Mechanically it’s not the best opening then, but in terms of plot it’s a great springboard. Children of Arkham will continually surprise anyone who possesses even a passing familiarity with Batman lore. Telltale Games has obviously been given carte blanche to write the story as they see fit. Hence Oswald Cobblepot now being a tall, lanky, revolutionary young man who was once a childhood friend of Bruce, and the legacy of Thomas Wayne being seriously called into question. These are the surprising elements that make Episode 2 such a joy to watch unravel.
Watch is the operative word here, as gameplay is even more focussed on decision making and conversation trees than last time around.
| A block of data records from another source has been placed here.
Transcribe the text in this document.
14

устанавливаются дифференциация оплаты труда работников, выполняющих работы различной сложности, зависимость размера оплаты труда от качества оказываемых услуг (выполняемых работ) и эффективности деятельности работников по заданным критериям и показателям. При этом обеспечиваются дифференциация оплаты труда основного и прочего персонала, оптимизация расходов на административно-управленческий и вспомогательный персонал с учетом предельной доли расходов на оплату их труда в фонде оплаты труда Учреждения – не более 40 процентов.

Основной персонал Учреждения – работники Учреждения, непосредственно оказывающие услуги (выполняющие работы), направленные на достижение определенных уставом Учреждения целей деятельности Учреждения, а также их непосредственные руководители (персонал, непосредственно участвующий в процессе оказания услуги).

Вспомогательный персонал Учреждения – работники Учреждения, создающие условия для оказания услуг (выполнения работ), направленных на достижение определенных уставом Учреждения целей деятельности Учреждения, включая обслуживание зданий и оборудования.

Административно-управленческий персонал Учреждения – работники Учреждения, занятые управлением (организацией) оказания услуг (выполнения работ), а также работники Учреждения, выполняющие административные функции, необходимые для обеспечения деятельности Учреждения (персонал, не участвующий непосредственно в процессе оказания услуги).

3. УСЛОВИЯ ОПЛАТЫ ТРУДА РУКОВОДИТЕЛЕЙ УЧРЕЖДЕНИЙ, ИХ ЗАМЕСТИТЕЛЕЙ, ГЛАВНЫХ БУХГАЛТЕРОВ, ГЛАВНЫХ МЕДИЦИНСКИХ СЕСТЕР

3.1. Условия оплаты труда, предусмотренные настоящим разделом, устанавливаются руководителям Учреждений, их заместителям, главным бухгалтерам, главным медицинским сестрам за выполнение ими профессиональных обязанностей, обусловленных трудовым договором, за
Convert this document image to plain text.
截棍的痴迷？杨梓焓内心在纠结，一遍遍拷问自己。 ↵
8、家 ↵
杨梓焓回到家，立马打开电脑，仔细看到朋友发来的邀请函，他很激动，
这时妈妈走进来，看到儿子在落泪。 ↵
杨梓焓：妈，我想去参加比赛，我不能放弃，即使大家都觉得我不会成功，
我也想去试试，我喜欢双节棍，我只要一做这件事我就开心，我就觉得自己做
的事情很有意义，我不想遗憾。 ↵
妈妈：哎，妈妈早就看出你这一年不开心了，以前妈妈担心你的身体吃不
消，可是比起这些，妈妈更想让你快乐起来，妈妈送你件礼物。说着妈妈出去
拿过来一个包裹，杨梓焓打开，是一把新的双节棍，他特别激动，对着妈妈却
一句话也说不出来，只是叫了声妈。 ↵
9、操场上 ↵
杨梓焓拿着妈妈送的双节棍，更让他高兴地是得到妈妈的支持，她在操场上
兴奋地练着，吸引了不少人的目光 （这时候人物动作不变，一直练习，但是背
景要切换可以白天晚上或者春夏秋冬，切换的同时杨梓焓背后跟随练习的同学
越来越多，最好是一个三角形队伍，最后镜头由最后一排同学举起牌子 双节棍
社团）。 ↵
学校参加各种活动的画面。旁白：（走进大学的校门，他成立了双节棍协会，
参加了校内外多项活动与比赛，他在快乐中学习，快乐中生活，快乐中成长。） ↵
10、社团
Sadly, there are no more crime scene investigations to be found and the quick time event sequences, although well directed and exciting, are the closest players will get to ‘becoming’ the Batman. Which is why it was a very prudent and wise decision to make Bruce Wayne the true focus of the series. It’s very telling that one of the most exciting and enjoyable moments features Bruce and Selina – not Batman and Catwoman – defending themselves during a barroom brawl. Later, you can choose to approach a situation as Batman or Bruce and neither decision feels like the boring choice. That’s right – Bruce Wayne is awesome.
Troy Baker is a wonderful voice actor and he really sells Bruce Wayne as a real person, rather than simply making him a daylight guise for Batman. His relationships with Selina Kyle, Harvey Dent and Lieutenant James Gordon in particular are all wonderfully realised, making responses during conversations feel like they actually matter. Those who have never enjoyed the Telltale approach to gaming won’t be swayed now, but in terms of storytelling at least Batman: The Telltale Series is shaping up nicely.
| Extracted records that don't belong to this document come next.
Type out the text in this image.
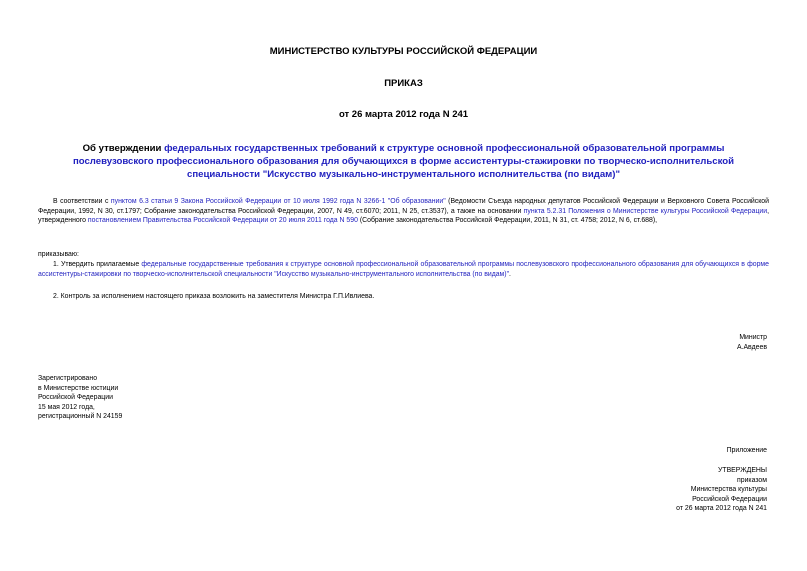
МИНИСТЕРСТВО КУЛЬТУРЫ РОССИЙСКОЙ ФЕДЕРАЦИИ
ПРИКАЗ
от 26 марта 2012 года N 241
Об утверждении федеральных государственных требований к структуре основной профессиональной образовательной программы послевузовского профессионального образования для обучающихся в форме ассистентуры-стажировки по творческо-исполнительской специальности "Искусство музыкально-инструментального исполнительства (по видам)"
В соответствии с пунктом 6.3 статьи 9 Закона Российской Федерации от 10 июля 1992 года N 3266-1 "Об образовании" (Ведомости Съезда народных депутатов Российской Федерации и Верховного Совета Российской Федерации, 1992, N 30, ст.1797; Собрание законодательства Российской Федерации, 2007, N 49, ст.6070; 2011, N 25, ст.3537), а также на основании пункта 5.2.31 Положения о Министерстве культуры Российской Федерации, утвержденного постановлением Правительства Российской Федерации от 20 июля 2011 года N 590 (Собрание законодательства Российской Федерации, 2011, N 31, ст. 4758; 2012, N 6, ст.688),
приказываю:
1. Утвердить прилагаемые федеральные государственные требования к структуре основной профессиональной образовательной программы послевузовского профессионального образования для обучающихся в форме ассистентуры-стажировки по творческо-исполнительской специальности "Искусство музыкально-инструментального исполнительства (по видам)".
2. Контроль за исполнением настоящего приказа возложить на заместителя Министра Г.П.Ивлиева.

Министр

А.Авдеев

Зарегистрировано

в Министерстве юстиции

Российской Федерации

15 мая 2012 года,

регистрационный N 24159

Приложение

УТВЕРЖДЕНЫ

приказом

Министерства культуры

Российской Федерации

от 26 марта 2012 года N 241
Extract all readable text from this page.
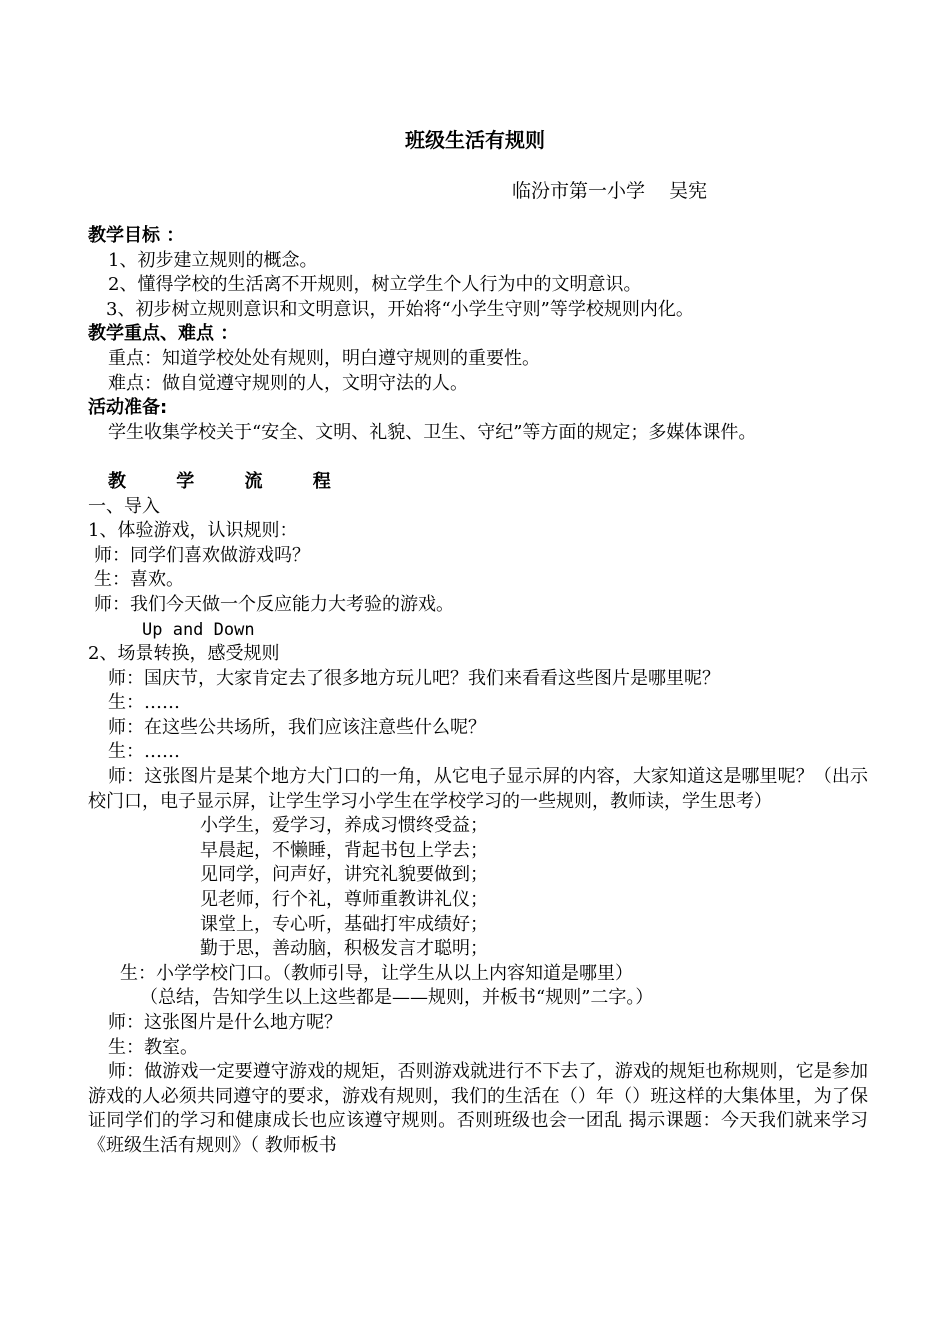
班级生活有规则
临汾市第一小学    吴宪
教学目标 ：
1、初步建立规则的概念。
2、懂得学校的生活离不开规则，树立学生个人行为中的文明意识。
3、初步树立规则意识和文明意识，开始将“小学生守则”等学校规则内化。
教学重点、难点 ：
重点：知道学校处处有规则，明白遵守规则的重要性。
难点：做自觉遵守规则的人，文明守法的人。
活动准备:
学生收集学校关于“安全、文明、礼貌、卫生、守纪”等方面的规定；多媒体课件。
教 学 流 程
一、导入
1、体验游戏，认识规则：
师：同学们喜欢做游戏吗？
生：喜欢。
师：我们今天做一个反应能力大考验的游戏。
Up and Down
2、场景转换，感受规则
师：国庆节，大家肯定去了很多地方玩儿吧？我们来看看这些图片是哪里呢？
生：……
师：在这些公共场所，我们应该注意些什么呢？
生：……
师：这张图片是某个地方大门口的一角，从它电子显示屏的内容，大家知道这是哪里呢？（出示校门口，电子显示屏，让学生学习小学生在学校学习的一些规则，教师读，学生思考）
小学生，爱学习，养成习惯终受益；
早晨起，不懒睡，背起书包上学去；
见同学，问声好，讲究礼貌要做到；
见老师，行个礼，尊师重教讲礼仪；
课堂上，专心听，基础打牢成绩好；
勤于思，善动脑，积极发言才聪明；
生：小学学校门口。（教师引导，让学生从以上内容知道是哪里）
（总结，告知学生以上这些都是——规则，并板书“规则”二字。）
师：这张图片是什么地方呢？
生：教室。
师：做游戏一定要遵守游戏的规矩，否则游戏就进行不下去了，游戏的规矩也称规则，它是参加游戏的人必须共同遵守的要求，游戏有规则，我们的生活在（）年（）班这样的大集体里，为了保证同学们的学习和健康成长也应该遵守规则。否则班级也会一团乱 揭示课题：今天我们就来学习《班级生活有规则》（ 教师板书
The series still desperately needs a villain worthy of both Batman and Bruce Wayne, but it’s nice to see Oswald Cobblepot isn’t all talk. It’s quite shocking throughout the episode how many guns are aimed at people as a threat that is then followed through. People do die and they won’t be coming back. It makes the stakes feel real and positions the ‘Children of Arkham’ as a force to be reckoned with… and afraid of. It will be very interesting to see how they are developed in the next episode.
Batman: The Telltale Series – Episode 2: Children of Arkham may be shorter and less interactive than the debut episode of the series, but it’s undoubtedly much more focused and engaging – at least thematically – as a result. Bruce Wayne is becoming more interesting with each interaction and the heart of the project is finally coming into focus. Episode 3 will be the midway point and, for this series to truly take off, it needs to be a definitive turning point. For now, Children of Arkham poses some great questions and defies many familiar Batman tropes. The result is an exciting, highly enjoyable slice of interactive fiction that will undoubtedly leave players hungry for more.